Someone sucked in a breath as the images Titus had promised began to scroll across their screens. Jariel’s decaying head looked at them with sightless eyes filmed over with white. Images of the rest of his home showed dead vampiric retainers and broken angels with crumpled wings. All killed in ways that were final even for those seen as immortal by the humans.

It was Michaela who said it, the piercing green of her eyes focused on the ash. “There is only one way to confirm.”

Titus silently scooped up the black ash and held it close to the camera on his end. Ash created by a fire, and ash created by an archangelic ability might appear identical to the naked eye, but look closely enough at the latter and sparks of power lingered within it for up to a month afterward.

“So.” Neha’s voice was a blade, the Archangel of India’s view on the massacre unmistakable. “It was one of the Cadre.”

They were the only beings on the planet who could incinerate with that much power.
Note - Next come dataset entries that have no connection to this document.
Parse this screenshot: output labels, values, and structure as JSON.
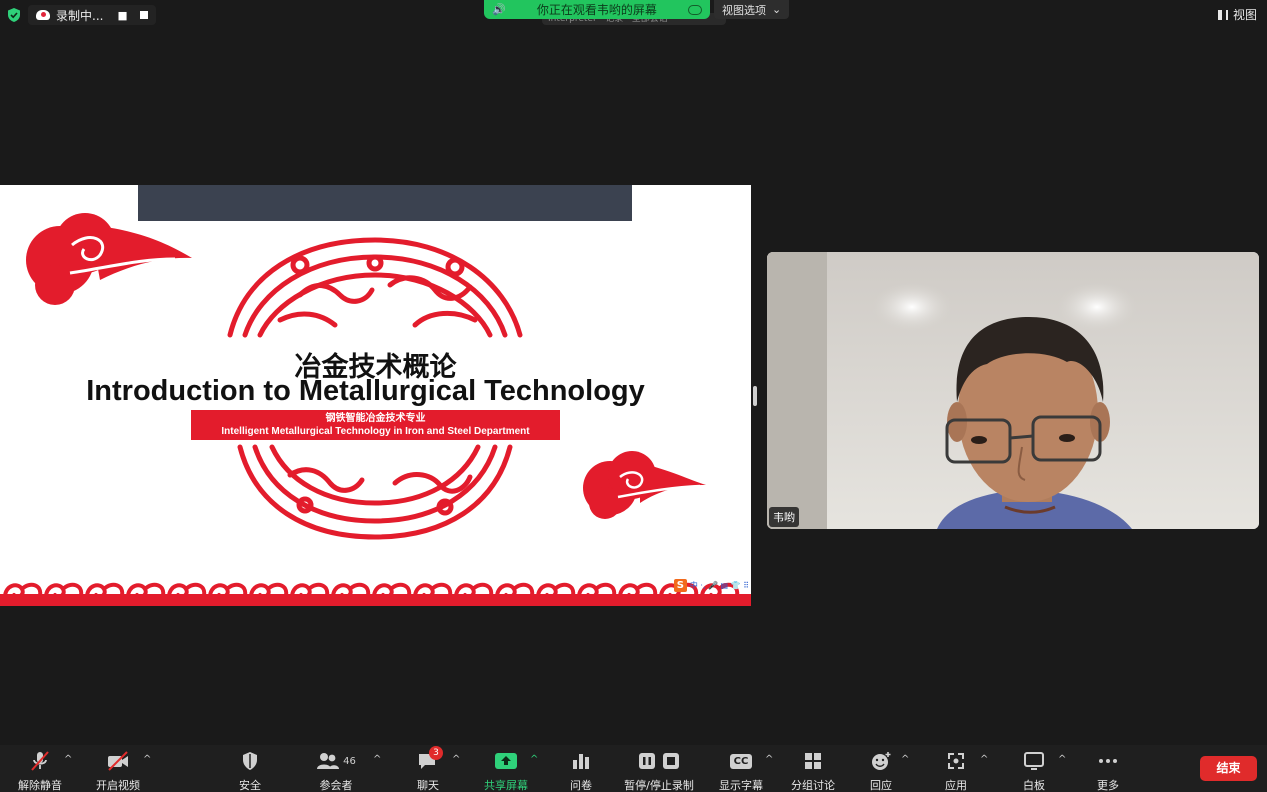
{
  "top_bar": {
    "recording_label": "录制中...",
    "viewing_banner": "你正在观看韦哟的屏幕",
    "sub_banner": "Interpreter · 记录 · 全部会话",
    "view_options_label": "视图选项",
    "view_label": "视图"
  },
  "slide": {
    "title_cn": "冶金技术概论",
    "title_en": "Introduction to Metallurgical Technology",
    "subtitle_cn": "钢铁智能冶金技术专业",
    "subtitle_en": "Intelligent Metallurgical Technology in Iron and Steel Department",
    "ime_logo": "S",
    "ime_text": "中 ·, 🎤 ▤ 👕 ⠿",
    "colors": {
      "red": "#e31c2c",
      "topbar": "#3b4250"
    }
  },
  "video": {
    "participant_name": "韦哟"
  },
  "toolbar": {
    "unmute": "解除静音",
    "start_video": "开启视频",
    "security": "安全",
    "participants": "参会者",
    "participants_count": "46",
    "chat": "聊天",
    "chat_badge": "3",
    "share_screen": "共享屏幕",
    "polls": "问卷",
    "record": "暂停/停止录制",
    "captions": "显示字幕",
    "captions_icon": "CC",
    "breakout": "分组讨论",
    "reactions": "回应",
    "apps": "应用",
    "whiteboard": "白板",
    "more": "更多",
    "end": "结束",
    "accent_green": "#2fd17a",
    "end_red": "#e02b2b"
  }
}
It didn’t even necessarily require angelfire, not if the archangel was close to the target—a simple discharge of concentrated archangelic power would equal the same end.

“Why?” Astaad shook his head, clearly deeply disturbed. “He wasn’t Cadre yet, had no say in our politics.”
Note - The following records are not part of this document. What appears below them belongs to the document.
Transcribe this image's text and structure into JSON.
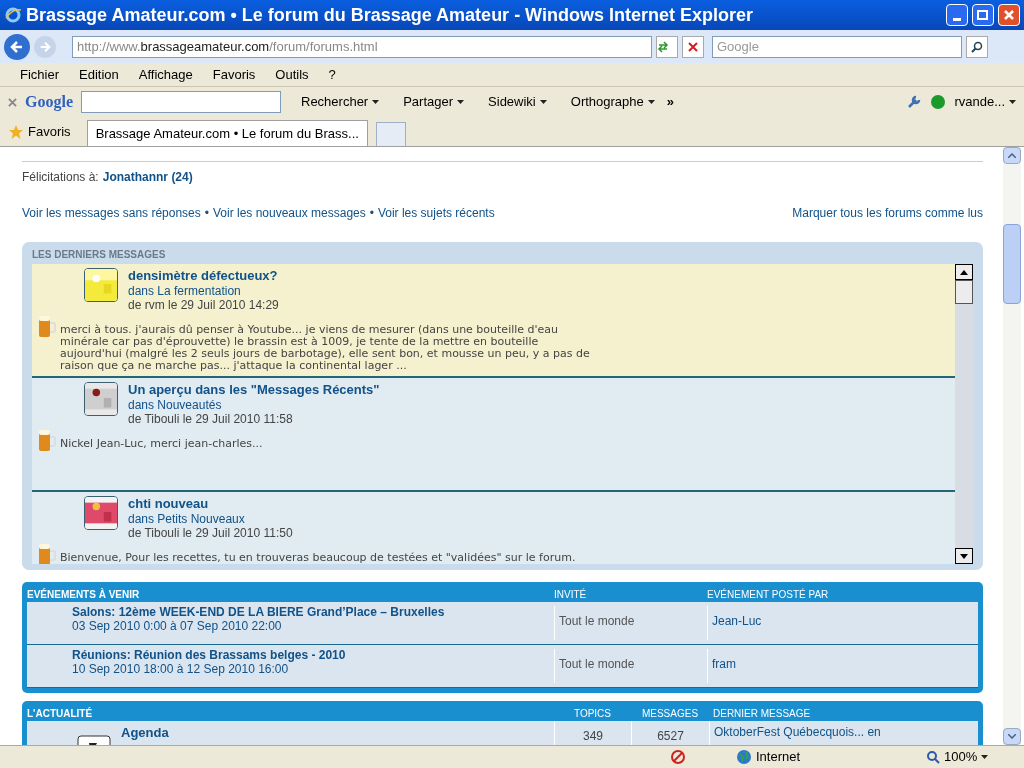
{
  "window": {
    "title": "Brassage Amateur.com • Le forum du Brassage Amateur - Windows Internet Explorer"
  },
  "address": {
    "prefix": "http://www.",
    "domain": "brassageamateur.com",
    "path": "/forum/forums.html"
  },
  "search": {
    "placeholder": "Google"
  },
  "menu": [
    "Fichier",
    "Edition",
    "Affichage",
    "Favoris",
    "Outils",
    "?"
  ],
  "google_toolbar": {
    "logo": "Google",
    "buttons": [
      "Rechercher",
      "Partager",
      "Sidewiki",
      "Orthographe"
    ],
    "more": "»",
    "account": "rvande..."
  },
  "favorites": "Favoris",
  "tabs": [
    {
      "label": "Brassage Amateur.com • Le forum du Brass...",
      "selected": true
    }
  ],
  "birthday": {
    "label": "Félicitations à:",
    "user": "Jonathannr (24)"
  },
  "link_separator": "•",
  "links": [
    "Voir les messages sans réponses",
    "Voir les nouveaux messages",
    "Voir les sujets récents"
  ],
  "mark_read": "Marquer tous les forums comme lus",
  "latest": {
    "title": "LES DERNIERS MESSAGES",
    "messages": [
      {
        "highlighted": true,
        "title": "densimètre défectueux?",
        "forum": "dans La fermentation",
        "meta": "de rvm le 29 Juil 2010 14:29",
        "excerpt": "merci à tous. j'aurais dû penser à Youtube... je viens de mesurer (dans une bouteille d'eau minérale car pas d'éprouvette) le brassin est à 1009, je tente de la mettre en bouteille aujourd'hui (malgré les 2 seuls jours de barbotage), elle sent bon, et mousse un peu, y a pas de raison que ça ne marche pas... j'attaque la continental lager ..."
      },
      {
        "highlighted": false,
        "title": "Un aperçu dans les \"Messages Récents\"",
        "forum": "dans Nouveautés",
        "meta": "de Tibouli le 29 Juil 2010 11:58",
        "excerpt": "Nickel Jean-Luc, merci jean-charles..."
      },
      {
        "highlighted": false,
        "title": "chti nouveau",
        "forum": "dans Petits Nouveaux",
        "meta": "de Tibouli le 29 Juil 2010 11:50",
        "excerpt": "Bienvenue, Pour les recettes, tu en trouveras beaucoup de testées et \"validées\" sur le forum."
      }
    ]
  },
  "events": {
    "columns": [
      "EVÉNEMENTS À VENIR",
      "INVITÉ",
      "EVÉNEMENT POSTÉ PAR"
    ],
    "rows": [
      {
        "title": "Salons: 12ème WEEK-END DE LA BIERE Grand’Place – Bruxelles",
        "dates": "03 Sep 2010 0:00 à 07 Sep 2010 22:00",
        "guests": "Tout le monde",
        "poster": "Jean-Luc"
      },
      {
        "title": "Réunions: Réunion des Brassams belges - 2010",
        "dates": "10 Sep 2010 18:00 à 12 Sep 2010 16:00",
        "guests": "Tout le monde",
        "poster": "fram"
      }
    ]
  },
  "news": {
    "columns": [
      "L'ACTUALITÉ",
      "TOPICS",
      "MESSAGES",
      "DERNIER MESSAGE"
    ],
    "rows": [
      {
        "title": "Agenda",
        "topics": "349",
        "messages": "6527",
        "last": "OktoberFest Québecquois... en"
      }
    ]
  },
  "status_bar": {
    "zone": "Internet",
    "zoom": "100%"
  }
}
Raphael thought again of the scholar’s abduction and of Lijuan’s plans for Alexander. “Perhaps someone decided to get rid of a competitor before he reached maturity,” he said, careful not to give away too much—alliances were fluid things and someone in this meeting could well have formed one with Lijuan.

“If that’s the case,” Neha said in a silky whisper that dripped venom, “you had better watch your Bluebell to make sure his head remains attached to his body.”

“I’ll take that under advisement,” he said in a bland tone that betrayed nothing.

Elijah stirred, stroking his hand over a small puma—perhaps a cub—who’d just climbed up to settle on his desk. “Only one of us is capable of such a heinous act.”

“You speak too soon, Elijah,” Favashi said in her soft, steely tone. “Any one of us could be taking advantage of Lijuan’s notoriety to make a power play.” She locked gazes with Michaela, who only smiled coldly. “Any one of us.”

They spoke for another ten minutes without coming to a consensus on the identity of the perpetrator. They did however make the decision to warn seven other angels who were the most powerful in the world once you took the Cadre out of the equation. Illium wasn’t on that list . . . but he should’ve been. Despite Neha’s acerbic comment, the others hadn’t yet realized the intensity of the spike in his power levels.